Q: What is the origin of the Christmas nativity scene? -- J.B., Port Huron, Mich.
A: According to tradition, St. Francis of Assisi visited the small town of Greccio, Italy, to celebrate Christmas in 1223. Realizing the chapel of the Franciscan hermitage would be too small to hold the congregation for midnight Mass, he located a niche in the rocks near the town square and set up the altar. To make the celebration of Mass more memorable, he borrowed some farm animals, set up a manger and added statues of Mary, Joseph and the baby Jesus. Several sources say the nativity scene was popular before this date, but this makes a much nicer story.
Q: Are the names "Nutcracker" and "Nutcracker Suite" interchangeable? -- I.B., Trenton, N.J.
A:Although commonly interchanged, they are not.

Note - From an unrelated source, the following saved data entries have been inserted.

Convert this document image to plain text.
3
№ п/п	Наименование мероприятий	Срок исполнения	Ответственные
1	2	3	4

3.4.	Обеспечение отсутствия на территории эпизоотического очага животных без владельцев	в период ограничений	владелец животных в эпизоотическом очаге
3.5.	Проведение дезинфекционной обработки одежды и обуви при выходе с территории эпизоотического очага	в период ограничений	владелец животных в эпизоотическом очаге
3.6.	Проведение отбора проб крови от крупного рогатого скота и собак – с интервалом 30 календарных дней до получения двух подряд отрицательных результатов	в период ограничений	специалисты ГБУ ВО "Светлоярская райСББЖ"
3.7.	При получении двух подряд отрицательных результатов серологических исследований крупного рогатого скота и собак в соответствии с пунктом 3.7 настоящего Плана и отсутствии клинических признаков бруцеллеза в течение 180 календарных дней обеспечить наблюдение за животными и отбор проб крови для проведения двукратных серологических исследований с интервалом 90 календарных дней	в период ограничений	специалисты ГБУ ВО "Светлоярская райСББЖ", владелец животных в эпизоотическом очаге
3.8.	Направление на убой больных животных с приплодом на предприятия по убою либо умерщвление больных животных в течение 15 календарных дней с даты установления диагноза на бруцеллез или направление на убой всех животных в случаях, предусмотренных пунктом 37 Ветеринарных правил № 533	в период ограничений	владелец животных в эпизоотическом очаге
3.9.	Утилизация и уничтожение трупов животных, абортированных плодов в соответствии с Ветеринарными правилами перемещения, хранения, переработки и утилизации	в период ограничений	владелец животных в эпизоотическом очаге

Pyotr Ilyich Tchaikovsky first performed his "Nutcracker Suite" in March 1892, and it consists of eight of the orchestra pieces from the ballet. In December of that year, the ballet "Nutcracker" debuted in St. Petersburg.
Q: When was the first Christmas stamp introduced? -- C.F., Hurricane, Utah
A:On Dec. 7, 1898, Canada issued what is considered to be the first Christmas stamp in the world. The 2-cent stamp had a Mercator map, with the words "XMAS 1898." Some collectors insist this is not a true Christmas stamp, because it does not feature a Christmas theme. Other countries were slower in issuing holiday stamps -- the next was Austria in 1937. The United States did not issue a Christmas stamp until 1962, a 4-cent stamp with a wreath and candles.

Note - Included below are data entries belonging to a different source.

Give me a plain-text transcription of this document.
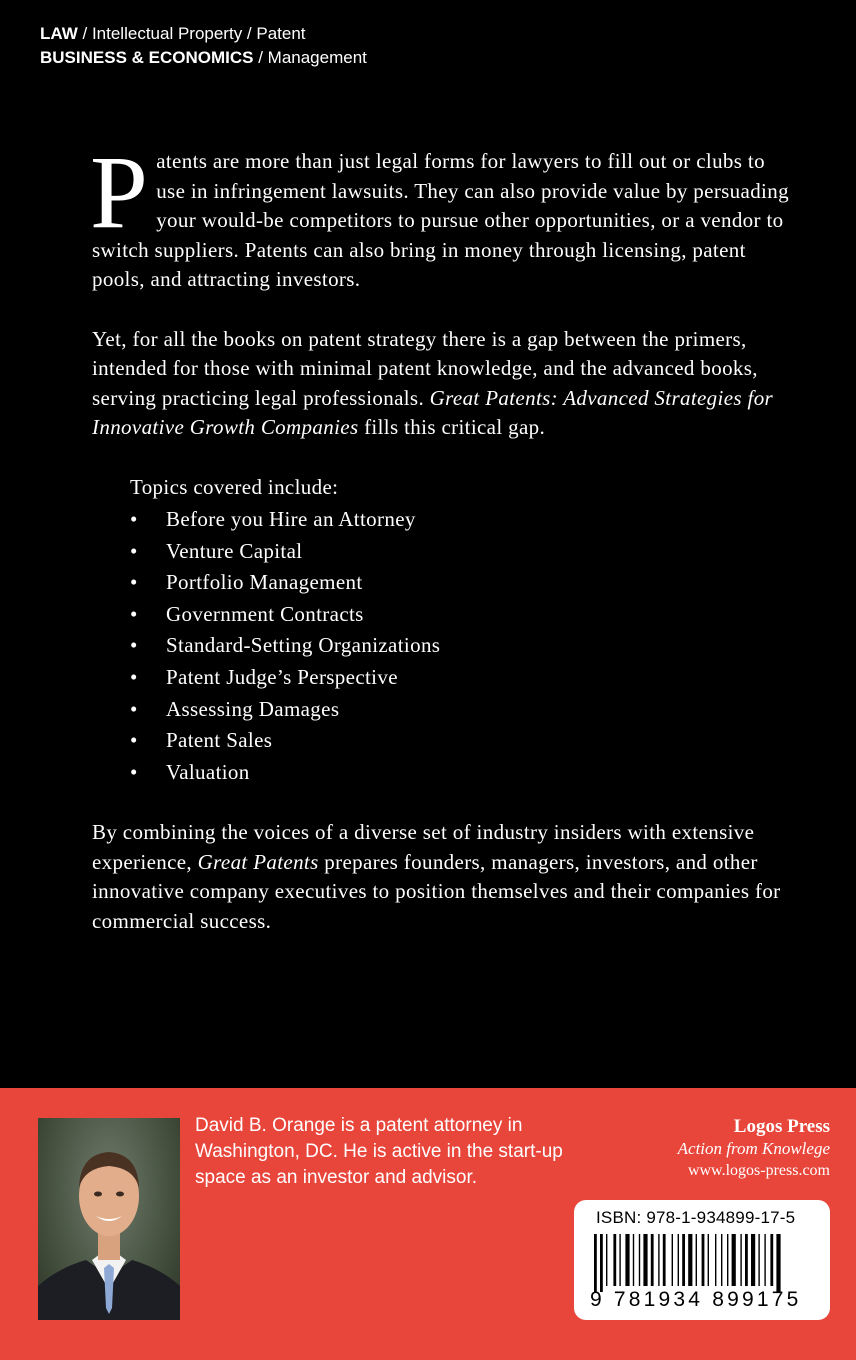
LAW / Intellectual Property / Patent
BUSINESS & ECONOMICS / Management

Patents are more than just legal forms for lawyers to fill out or clubs to use in infringement lawsuits. They can also provide value by persuading your would-be competitors to pursue other opportunities, or a vendor to switch suppliers. Patents can also bring in money through licensing, patent pools, and attracting investors.

Yet, for all the books on patent strategy there is a gap between the primers, intended for those with minimal patent knowledge, and the advanced books, serving practicing legal professionals. Great Patents: Advanced Strategies for Innovative Growth Companies fills this critical gap.

Topics covered include:

• Before you Hire an Attorney
• Venture Capital
• Portfolio Management
• Government Contracts
• Standard-Setting Organizations
• Patent Judge’s Perspective
• Assessing Damages
• Patent Sales
• Valuation

By combining the voices of a diverse set of industry insiders with extensive experience, Great Patents prepares founders, managers, investors, and other innovative company executives to position themselves and their companies for commercial success.

David B. Orange is a patent attorney in Washington, DC. He is active in the start-up space as an investor and advisor.
Logos Press
Action from Knowlege
www.logos-press.com
ISBN: 978-1-934899-17-5
9 781934 899175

Q:Which popular Christmas song was actually written for Thanksgiving? -- K.Y., Roseburg, Ore.
A: It's "Jingle Bells." James Pierpont wrote the song in 1850 in Medford, Mass. It was published in 1857, while he was an organist at his brother's church. When the sheet music was first published, it was sold under its original name, "One Horse Open Sleigh." Two years later, it was reissued but with a new title, "Jingle Bells."
Q: Is "hot cockles" a holiday beverage? How is it made? -- F.D., Pensacola, Fla.

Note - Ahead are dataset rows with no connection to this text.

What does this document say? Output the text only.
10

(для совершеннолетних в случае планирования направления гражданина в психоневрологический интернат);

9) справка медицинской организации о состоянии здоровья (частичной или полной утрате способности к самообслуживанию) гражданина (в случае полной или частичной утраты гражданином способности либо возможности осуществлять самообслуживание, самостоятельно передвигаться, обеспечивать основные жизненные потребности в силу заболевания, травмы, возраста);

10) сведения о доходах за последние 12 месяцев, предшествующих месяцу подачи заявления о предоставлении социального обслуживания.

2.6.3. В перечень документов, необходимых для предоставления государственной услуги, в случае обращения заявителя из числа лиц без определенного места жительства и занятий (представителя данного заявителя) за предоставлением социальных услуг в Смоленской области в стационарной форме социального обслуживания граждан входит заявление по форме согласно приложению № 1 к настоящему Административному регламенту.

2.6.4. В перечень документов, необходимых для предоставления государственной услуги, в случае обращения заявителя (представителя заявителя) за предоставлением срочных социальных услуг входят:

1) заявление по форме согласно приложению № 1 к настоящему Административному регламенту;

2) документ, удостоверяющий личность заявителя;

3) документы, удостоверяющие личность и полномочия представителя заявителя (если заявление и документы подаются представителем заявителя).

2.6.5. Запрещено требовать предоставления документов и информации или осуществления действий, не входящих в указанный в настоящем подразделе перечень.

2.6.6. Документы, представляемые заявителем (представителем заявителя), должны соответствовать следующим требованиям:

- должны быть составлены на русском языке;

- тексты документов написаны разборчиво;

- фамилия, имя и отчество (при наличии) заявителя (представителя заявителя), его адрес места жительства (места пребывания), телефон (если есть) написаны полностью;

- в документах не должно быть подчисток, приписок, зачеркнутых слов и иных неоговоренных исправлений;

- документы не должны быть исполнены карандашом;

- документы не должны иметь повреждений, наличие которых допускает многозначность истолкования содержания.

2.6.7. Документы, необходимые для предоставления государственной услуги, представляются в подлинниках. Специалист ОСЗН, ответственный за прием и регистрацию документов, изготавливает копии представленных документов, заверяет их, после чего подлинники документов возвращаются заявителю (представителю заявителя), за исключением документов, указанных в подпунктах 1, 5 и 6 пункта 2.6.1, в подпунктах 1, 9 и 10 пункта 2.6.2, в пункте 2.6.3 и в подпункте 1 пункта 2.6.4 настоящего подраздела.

A:"Hot cockles" was a popular game played from medieval times to the Victorian era. The rules are simple: One person is blindfolded and kneels with his head on the lap of someone sitting on a chair. The blindfolded person places his hands in the small of his back, palm upwards, and calls out, "hot cockles hot." The other players take turns hitting the palm of the hand. The blindfolded player must guess the person who struck. Believe it or not, this really was a popular game.